LOOK away now if you have an unduly salacious imagination, but I must confess to sharing a hotel bedroom with Newsnight economics editor Paul Mason. Yeah, I know, girls. Dishy, isn’t he?
This, you understand, was simply to save the National Union of Journalists a bob or two. It does not imply that we are anything other than red-blooded meat-eating full-on skirt-chasing 100% heterosexual coureurs des dames. Or I am, anyway. Can’t speak for Paul.
The saddest thing surrounding the kerfuffle over William Hague and his special advisor Christopher Myers is that most reasonable people get over any hang-ups about homosexuality by the time they get actively involved in the mating game, whichever team they bat for.
‘Poof’ was absolutely the worst insult that could be thrown at a boy in Wellingborough Grammar School in the mid-1970s, and honour would demand that you at least threatened to thump anybody who addressed you in such terms.
But after I got a bit older and had been to a couple of Tom Robinson Band gigs, and a mate came out of the closet, it all became a non-issue.

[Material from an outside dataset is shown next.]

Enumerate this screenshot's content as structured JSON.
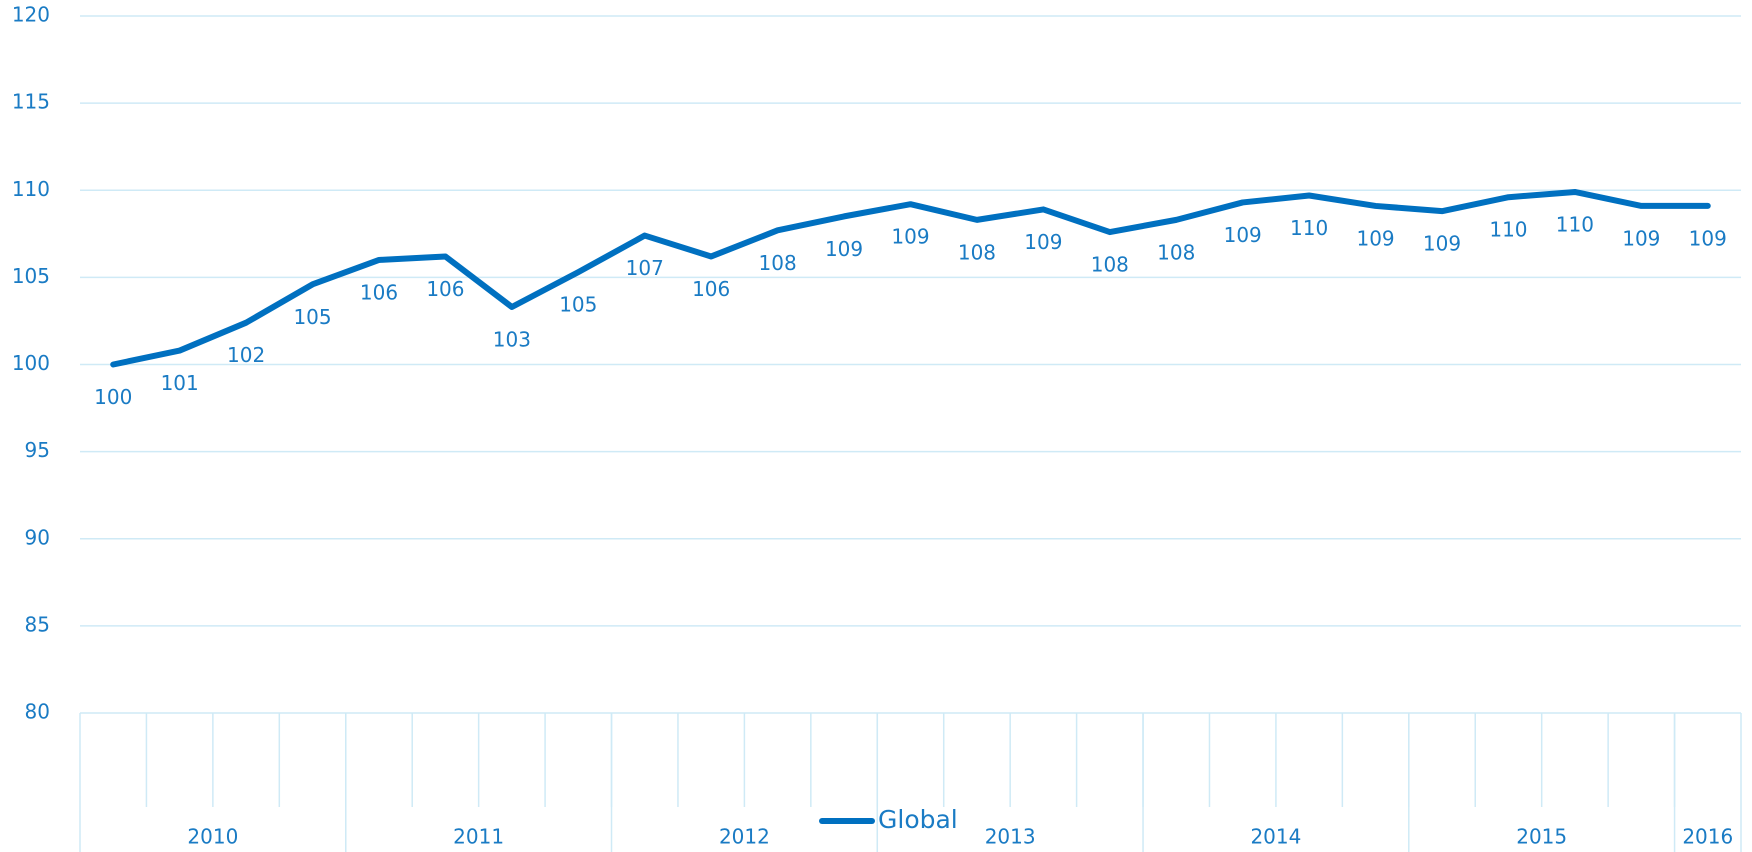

Anyway, I reasoned, if some blokes were getting off with other blokes, the less competition the rest of us faced when hitting on Northampton’s array of sultry teenage punkette temptresses.
I still remember being slightly shocked when I moved to London and saw two men snogging at a party. Oooo-er. But I had come to the capital expressly to be a bohemian, and it would have been uncool in the extreme in leftwing circles to let on that you even noticed.

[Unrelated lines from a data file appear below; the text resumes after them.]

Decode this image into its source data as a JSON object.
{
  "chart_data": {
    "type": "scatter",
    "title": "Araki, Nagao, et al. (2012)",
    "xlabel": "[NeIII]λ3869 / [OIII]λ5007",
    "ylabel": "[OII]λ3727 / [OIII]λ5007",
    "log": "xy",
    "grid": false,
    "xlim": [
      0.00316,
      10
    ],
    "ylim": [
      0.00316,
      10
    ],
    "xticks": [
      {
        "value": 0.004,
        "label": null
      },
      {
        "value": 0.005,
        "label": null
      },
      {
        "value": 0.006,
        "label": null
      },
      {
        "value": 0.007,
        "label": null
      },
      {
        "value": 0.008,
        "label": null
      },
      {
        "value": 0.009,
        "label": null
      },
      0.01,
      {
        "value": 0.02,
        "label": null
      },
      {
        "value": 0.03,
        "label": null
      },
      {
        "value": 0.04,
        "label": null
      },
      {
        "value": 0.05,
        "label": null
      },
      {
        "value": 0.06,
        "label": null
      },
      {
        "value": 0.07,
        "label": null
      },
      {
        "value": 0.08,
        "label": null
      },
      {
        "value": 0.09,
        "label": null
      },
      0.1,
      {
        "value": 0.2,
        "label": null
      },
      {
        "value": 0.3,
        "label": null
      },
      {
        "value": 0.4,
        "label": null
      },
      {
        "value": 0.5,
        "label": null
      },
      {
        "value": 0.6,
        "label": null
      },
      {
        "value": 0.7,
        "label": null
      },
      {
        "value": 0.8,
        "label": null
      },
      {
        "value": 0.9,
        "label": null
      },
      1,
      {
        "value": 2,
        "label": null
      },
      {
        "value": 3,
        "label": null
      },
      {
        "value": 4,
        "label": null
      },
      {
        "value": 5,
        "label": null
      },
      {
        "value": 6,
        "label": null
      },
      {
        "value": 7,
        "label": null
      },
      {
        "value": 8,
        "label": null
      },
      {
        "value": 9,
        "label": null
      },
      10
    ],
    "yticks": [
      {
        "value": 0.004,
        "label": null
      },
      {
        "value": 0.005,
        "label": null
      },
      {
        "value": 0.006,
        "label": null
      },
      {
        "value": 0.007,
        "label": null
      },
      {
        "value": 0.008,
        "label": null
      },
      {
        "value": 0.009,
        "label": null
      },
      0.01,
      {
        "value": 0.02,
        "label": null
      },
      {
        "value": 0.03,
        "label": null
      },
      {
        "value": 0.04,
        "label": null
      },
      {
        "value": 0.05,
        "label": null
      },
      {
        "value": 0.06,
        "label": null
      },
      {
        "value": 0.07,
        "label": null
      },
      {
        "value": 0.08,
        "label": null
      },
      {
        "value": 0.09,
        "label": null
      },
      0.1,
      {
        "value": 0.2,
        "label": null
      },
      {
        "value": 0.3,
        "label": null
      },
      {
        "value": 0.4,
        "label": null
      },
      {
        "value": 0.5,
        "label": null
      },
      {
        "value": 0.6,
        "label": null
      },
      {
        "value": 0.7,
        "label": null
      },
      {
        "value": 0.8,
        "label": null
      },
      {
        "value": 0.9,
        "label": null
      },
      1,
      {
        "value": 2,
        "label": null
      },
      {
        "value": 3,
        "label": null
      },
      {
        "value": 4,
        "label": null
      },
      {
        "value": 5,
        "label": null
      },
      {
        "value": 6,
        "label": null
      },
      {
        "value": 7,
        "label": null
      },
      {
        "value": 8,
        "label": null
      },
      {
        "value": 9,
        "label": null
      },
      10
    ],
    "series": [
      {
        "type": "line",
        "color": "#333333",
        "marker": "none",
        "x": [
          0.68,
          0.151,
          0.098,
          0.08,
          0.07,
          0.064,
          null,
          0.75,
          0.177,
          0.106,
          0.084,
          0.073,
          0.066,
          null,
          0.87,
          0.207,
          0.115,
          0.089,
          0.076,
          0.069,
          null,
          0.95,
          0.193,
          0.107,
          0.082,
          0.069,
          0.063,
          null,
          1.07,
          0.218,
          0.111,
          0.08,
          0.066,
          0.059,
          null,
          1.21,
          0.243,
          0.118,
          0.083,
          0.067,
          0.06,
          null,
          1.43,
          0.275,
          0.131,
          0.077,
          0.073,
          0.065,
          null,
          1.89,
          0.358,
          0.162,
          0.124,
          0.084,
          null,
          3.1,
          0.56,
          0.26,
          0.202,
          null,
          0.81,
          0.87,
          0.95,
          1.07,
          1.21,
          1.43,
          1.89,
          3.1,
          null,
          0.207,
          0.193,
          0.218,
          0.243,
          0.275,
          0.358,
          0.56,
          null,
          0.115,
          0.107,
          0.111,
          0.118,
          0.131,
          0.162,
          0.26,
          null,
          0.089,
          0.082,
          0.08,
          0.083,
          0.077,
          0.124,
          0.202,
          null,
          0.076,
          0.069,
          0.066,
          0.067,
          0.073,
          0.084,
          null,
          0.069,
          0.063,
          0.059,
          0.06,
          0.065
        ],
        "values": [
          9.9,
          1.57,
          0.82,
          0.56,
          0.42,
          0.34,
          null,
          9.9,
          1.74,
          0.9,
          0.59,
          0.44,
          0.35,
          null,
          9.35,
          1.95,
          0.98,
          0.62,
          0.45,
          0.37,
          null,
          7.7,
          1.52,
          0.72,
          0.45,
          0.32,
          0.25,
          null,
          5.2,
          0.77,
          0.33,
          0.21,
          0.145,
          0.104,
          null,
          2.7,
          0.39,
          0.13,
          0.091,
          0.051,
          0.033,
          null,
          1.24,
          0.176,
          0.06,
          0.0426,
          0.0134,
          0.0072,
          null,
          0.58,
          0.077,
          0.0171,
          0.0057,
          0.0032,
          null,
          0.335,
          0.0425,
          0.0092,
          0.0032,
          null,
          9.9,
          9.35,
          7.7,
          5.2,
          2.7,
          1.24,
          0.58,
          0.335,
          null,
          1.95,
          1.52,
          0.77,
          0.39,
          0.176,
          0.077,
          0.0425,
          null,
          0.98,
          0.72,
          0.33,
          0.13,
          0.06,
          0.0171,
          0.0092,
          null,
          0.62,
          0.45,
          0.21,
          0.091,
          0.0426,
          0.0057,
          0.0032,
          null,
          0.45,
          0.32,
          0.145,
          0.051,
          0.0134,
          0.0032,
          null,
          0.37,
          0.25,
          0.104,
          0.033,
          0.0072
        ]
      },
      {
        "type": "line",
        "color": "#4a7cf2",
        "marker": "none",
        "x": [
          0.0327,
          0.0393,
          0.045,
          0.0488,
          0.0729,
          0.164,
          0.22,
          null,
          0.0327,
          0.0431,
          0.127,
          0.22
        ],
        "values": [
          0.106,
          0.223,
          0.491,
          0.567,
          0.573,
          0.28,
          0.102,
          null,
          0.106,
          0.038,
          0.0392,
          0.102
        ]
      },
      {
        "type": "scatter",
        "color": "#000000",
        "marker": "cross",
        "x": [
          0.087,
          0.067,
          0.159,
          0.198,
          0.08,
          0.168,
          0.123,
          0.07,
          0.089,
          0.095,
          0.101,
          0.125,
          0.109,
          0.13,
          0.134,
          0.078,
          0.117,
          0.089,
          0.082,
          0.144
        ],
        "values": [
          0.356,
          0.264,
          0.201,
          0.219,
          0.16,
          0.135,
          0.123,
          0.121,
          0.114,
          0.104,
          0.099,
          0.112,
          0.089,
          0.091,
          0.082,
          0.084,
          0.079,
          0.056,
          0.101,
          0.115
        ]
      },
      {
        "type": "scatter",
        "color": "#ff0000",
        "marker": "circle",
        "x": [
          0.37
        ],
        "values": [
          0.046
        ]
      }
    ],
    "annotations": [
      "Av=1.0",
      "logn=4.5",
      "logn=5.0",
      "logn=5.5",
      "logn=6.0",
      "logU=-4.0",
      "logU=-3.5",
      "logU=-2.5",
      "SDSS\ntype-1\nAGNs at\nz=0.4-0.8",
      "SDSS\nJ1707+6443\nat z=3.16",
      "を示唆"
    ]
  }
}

For the political right, it was a different story. Among the many reasons many young people learned to hate Thatcherism was its wilful inculcation of discrimination against gays. From my point of view, that was only a minor concern in comparison to deliberately engineered recession, mass unemployment, the Falklands war, the miners’ strike and the poll tax.
But section 28 of the Local Government Act 1988 – which provided that that a local authority ‘shall not intentionally promote homosexuality or publish material with the intention of promoting homosexuality’ or ‘promote the teaching in any maintained school of the acceptability of homosexuality as a pretended family relationship’ – seemed to sum up Thatcher’s home counties golf club bigotry on the matter, even if the law had little impact in practice.

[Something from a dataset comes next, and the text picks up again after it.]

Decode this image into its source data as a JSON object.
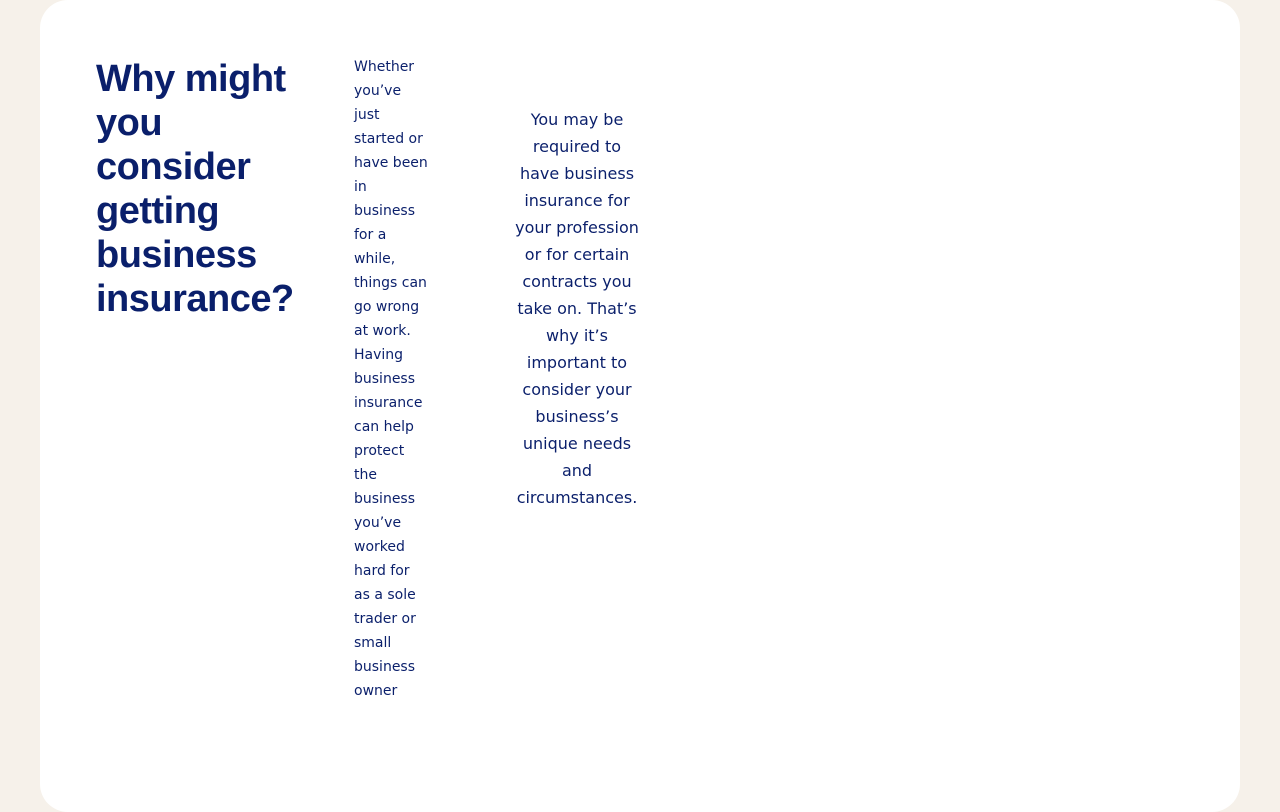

One of the few tests that the New Labour administrations passed with flying colours was its agenda for gay equality. S.28 was repealed, the age of consent equalised and civil partnership introduced.
And guess what? The institution of marriage has not collapsed. Het couples still cohab. Why, last time I checked, women were busily dropping sprogs all over the shop. Meanwhile, gays get on with those notorious unspeakable practices that cannot be reported in a family newspaper (see pages four, five, six, seven and eight). Who knows? Maybe they have more fun than I do.
Today, the Conservatives are supposed to have their heads round social change, and be just as intensely relaxed about homosexuals as New Labour was about the super-rich.
Before the election, Cameron told Pink News: ‘I’d like to make one thing clear — we are totally committed to the fight for gay rights and there will be no going back on equality legislation if the Conservative party is elected.’
The ‘fight’ for gay rights, Dave? Steady on, old chap, that’s a bit Spartish, is it not? Next thing we know, you’ll be boasting to some feminist rag about your plans to smash patriarchy.
Churls raise such quibbles as his party’s support for bed and breakfast proprietors who are opposed to, er, permitting two men to share a bedroom. But let’s not nit-pick, right?
And now the Hague/Myers row. The foreign secretary could have chosen not to dignify internet tittle-tattle with a detailed rebuttal telling the world more than it needs to know about his efforts to have children with Ffion.
Many commentators point out the obvious danger of issuing a denial denial of ever having a relationship with a man, rather than opting for the standard non-denial denial tactic. Should even a single past liaison emerge, the man is toast. Watch the Sunday papers.
Hague is roughly the same age as me – which is why he looks such a prat in wraparound shades, I guess – and will have been through much the same experiences of the situation facing gays as I have.
For my liking, the statement sounds rather too much like the seventies grammar school kid that Hague is too, threatening to hit a classmate who called him a bender. We are supposed to have moved on since that time, aren’t we?